Anwendung von Machine Learning (ML) zur Prognose von Micro-Mobility-Bedarfen
Die Wissenschaftler*innen führten eine Literaturrecherche durch, um herauszufinden, inwiefern ML zur Ermittlung der Micro-Mobility-Bedarfe eingesetzt werden kann. Dadurch stellten sie fest, dass der Einsatz von ML für verschiedene Aufgaben erfolgversprechend ist. Insbesondere im operativen Geschäft zur Vorbereitung, Durchführung und Nachbereitung der Fahrten ist ML hilfreich: Vor den Fahrten kann ML das Angebot auf den aktuellen räumlichen und zeitlichen Bedarf (z. B. für das Pendeln zur Arbeit) zuschneiden und dafür sorgen, dass die entsprechenden Bedarfe abgedeckt sind, indem die Fahrzeuge wirklich dort zur Verfügung stehen, wo sie genutzt werden. Während der Fahrten, z. B. beim Ride Sharing, kann ML die Zeitplanung von Fahrzeugen optimieren. Das bedeutet, dass ein Fahrzeug, welches einen Kunden von A nach B fährt, in der Nähe vom Zielort einen neuen Fahrgast mitnimmt, sodass kein zweites Fahrzeug angefordert werden muss. Nach den Fahrten kann ML den Wartungsbedarf der genutzten Fahrzeuge analysieren. Die Ergebnisse zeigen, dass ML das Potenzial hat, bestimmte Schritte zu automatisieren und der lokalen Geschäftseinheit Detailentscheidungen abzunehmen. Darüber hinaus ist ML erfolgversprechend für bestimmte Bereiche der strategischen oder taktischen Planung, insbesondere um dem Management durch die Auswertung von großen Datensätzen eine solide Entscheidungsgrundlage zur Verfügung zu stellen.
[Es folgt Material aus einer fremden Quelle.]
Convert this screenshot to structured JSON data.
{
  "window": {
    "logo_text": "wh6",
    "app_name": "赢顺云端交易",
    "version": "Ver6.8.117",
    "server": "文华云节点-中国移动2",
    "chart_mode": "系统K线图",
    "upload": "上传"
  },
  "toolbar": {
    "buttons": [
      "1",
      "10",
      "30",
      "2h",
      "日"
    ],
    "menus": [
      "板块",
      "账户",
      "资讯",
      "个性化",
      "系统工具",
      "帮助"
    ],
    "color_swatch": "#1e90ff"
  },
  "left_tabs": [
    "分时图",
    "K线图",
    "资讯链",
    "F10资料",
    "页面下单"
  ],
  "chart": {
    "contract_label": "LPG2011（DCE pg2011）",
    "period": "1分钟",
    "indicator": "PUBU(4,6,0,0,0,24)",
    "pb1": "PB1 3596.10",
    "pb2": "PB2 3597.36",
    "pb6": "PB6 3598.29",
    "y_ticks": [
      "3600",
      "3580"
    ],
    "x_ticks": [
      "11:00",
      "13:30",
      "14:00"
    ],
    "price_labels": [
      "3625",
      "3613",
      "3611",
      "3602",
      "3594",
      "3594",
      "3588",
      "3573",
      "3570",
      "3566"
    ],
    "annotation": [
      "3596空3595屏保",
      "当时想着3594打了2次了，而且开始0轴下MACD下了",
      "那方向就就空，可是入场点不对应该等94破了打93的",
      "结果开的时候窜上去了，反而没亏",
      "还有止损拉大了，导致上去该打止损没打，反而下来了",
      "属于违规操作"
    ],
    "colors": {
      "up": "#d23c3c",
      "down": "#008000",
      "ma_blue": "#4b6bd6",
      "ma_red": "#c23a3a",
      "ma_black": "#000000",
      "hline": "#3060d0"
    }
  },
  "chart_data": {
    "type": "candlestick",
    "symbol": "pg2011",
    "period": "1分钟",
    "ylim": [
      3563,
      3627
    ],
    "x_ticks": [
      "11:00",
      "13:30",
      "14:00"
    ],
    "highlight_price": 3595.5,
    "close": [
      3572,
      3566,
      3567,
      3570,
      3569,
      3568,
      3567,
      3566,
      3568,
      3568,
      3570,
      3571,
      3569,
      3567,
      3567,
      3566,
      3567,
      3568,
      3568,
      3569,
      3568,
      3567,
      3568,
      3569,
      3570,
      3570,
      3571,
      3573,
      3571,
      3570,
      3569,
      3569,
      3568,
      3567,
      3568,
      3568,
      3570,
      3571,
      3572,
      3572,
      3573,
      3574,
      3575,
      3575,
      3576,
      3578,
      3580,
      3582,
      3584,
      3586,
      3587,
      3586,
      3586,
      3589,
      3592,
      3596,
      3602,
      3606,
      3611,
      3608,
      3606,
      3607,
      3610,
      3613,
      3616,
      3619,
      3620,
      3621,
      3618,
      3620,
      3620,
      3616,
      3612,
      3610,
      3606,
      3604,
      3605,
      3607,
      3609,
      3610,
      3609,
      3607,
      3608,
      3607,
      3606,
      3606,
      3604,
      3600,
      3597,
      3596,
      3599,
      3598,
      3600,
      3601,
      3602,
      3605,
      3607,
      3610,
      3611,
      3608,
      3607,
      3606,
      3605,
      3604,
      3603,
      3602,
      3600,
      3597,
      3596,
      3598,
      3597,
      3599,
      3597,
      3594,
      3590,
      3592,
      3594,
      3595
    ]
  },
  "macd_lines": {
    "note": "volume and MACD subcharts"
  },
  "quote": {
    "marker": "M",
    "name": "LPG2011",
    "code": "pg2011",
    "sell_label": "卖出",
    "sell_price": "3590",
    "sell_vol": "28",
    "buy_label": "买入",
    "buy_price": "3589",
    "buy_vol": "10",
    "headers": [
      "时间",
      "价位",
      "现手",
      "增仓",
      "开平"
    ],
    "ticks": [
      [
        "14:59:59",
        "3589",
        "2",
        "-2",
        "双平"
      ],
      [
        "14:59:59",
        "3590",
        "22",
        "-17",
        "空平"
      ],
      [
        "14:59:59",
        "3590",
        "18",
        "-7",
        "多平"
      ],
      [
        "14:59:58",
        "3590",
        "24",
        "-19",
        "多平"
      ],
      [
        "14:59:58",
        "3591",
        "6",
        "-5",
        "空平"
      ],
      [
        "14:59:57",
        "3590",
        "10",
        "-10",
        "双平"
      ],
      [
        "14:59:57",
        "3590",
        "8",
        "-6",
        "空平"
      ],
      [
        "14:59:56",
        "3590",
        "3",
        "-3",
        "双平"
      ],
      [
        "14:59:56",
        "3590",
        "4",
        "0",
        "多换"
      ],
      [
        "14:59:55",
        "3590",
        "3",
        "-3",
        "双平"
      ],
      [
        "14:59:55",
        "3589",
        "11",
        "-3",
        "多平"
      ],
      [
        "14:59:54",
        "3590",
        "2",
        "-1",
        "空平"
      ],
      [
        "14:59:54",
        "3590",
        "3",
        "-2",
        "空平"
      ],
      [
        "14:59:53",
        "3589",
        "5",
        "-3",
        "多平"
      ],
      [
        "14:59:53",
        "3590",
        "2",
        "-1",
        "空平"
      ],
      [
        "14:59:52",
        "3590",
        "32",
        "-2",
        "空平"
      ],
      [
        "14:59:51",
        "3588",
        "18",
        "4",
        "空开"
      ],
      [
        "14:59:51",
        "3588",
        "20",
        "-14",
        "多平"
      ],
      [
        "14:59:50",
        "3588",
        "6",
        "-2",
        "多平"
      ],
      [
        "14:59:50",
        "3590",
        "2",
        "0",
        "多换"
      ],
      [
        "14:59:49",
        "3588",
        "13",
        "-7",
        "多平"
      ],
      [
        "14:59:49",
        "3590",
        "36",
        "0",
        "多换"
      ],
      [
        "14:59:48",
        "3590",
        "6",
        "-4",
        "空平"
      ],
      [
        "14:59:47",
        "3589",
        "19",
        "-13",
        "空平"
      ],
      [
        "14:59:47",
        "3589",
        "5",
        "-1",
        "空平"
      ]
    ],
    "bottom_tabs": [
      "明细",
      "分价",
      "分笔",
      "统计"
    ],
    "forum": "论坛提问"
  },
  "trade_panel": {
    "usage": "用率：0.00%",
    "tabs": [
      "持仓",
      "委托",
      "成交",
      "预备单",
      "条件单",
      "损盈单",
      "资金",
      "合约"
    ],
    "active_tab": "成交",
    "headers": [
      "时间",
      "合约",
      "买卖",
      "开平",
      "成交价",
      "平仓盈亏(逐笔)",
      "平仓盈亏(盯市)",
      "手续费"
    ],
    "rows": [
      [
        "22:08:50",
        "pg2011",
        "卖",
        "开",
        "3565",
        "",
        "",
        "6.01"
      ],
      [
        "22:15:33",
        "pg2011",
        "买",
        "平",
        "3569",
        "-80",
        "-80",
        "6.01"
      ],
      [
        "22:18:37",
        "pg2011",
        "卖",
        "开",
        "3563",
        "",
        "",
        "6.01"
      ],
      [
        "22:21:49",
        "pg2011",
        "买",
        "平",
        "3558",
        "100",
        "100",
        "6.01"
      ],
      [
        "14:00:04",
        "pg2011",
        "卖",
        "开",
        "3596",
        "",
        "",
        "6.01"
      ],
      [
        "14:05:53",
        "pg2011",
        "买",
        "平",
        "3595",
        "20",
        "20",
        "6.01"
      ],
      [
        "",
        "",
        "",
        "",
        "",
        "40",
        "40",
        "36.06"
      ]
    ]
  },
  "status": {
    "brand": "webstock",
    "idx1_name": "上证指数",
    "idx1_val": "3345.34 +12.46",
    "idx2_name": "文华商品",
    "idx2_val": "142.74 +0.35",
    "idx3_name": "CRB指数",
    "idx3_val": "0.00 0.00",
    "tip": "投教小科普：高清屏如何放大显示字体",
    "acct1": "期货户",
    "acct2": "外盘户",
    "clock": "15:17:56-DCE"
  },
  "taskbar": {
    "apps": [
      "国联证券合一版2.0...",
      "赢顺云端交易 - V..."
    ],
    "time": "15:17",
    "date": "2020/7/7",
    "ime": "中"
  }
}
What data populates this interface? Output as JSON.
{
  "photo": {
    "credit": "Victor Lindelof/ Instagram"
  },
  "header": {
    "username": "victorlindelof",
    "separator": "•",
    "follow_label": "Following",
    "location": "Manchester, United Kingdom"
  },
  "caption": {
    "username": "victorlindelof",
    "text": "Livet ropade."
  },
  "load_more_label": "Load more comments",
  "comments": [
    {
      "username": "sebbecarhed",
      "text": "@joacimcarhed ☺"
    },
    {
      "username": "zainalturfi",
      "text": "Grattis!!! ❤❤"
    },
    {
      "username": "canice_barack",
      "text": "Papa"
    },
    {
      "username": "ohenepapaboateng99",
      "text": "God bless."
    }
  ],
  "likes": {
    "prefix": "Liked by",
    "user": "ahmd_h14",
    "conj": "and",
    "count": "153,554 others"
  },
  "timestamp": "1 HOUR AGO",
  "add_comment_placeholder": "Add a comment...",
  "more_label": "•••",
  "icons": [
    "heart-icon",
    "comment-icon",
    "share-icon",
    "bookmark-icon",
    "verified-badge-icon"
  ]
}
Entwicklung eines Machine-Learning-Algorithmus
Die Wissenschaftler*innen nutzen die Daten auch, um die vorhandenen Micro-Mobility-Angebote mittels ML zu optimieren. ML kann die Nutzungsdaten auswerten und Antworten geben auf Fragen wie: Wann ist wo mit welchem Aufkommen zu rechnen? Wie gelangt eine Person von A nach B? Das Ziel ist es, den Bedarf an Micro Mobility Services vorherzusagen und somit Empfehlungen für Anbieter abzuleiten. Daher entwickelten und trainierten die Wissenschaftler*innen einen ML-Algorithmus auf Basis der erhobenen Micro-Mobility-Nutzungsdaten. Das Ergebnis der Auswertung veranschaulichten sie in einem Gitternetz, das die räumliche Umgebung der Stadt Hannover abbildet. Sie erstellten aus den Start- und Enddaten der MM-Nutzung eine Auslastungs-Heat-Map für das Stadtgebiet:
Die Heat-Map ist für die Entwicklung von Handlungsempfehlungen hilfreich. Auch für Entscheider*innen im öffentlichen Nahverkehr ist die Heat-Map nützlich, weil sie Informationen zum Einsatz der Flotte bietet: Wenn auf einer bestimmten Strecke besonders viele Micro Mobility Services genutzt werden, scheint es einen großen Bedarf an Transportmitteln zu geben, sodass hier z. B. (weitere) Busse eingesetzt werden könnten.
Ausblick
Im Forschungsjahr 2024 werden die Wissenschaftler*innen den ML-Algorithmus zur Vorhersage des Micro-Mobility-Bedarfes weiterentwickeln. Außerdem werden sie untersuchen, weshalb es einigen Anbietern besser gelingt, ihre Flotte auszulasten. Dafür werden sie den Marketingmix der Anbieter analysieren, also die Produkt- und Preisgestaltung sowie die Distribution und Kommunikation der Angebote.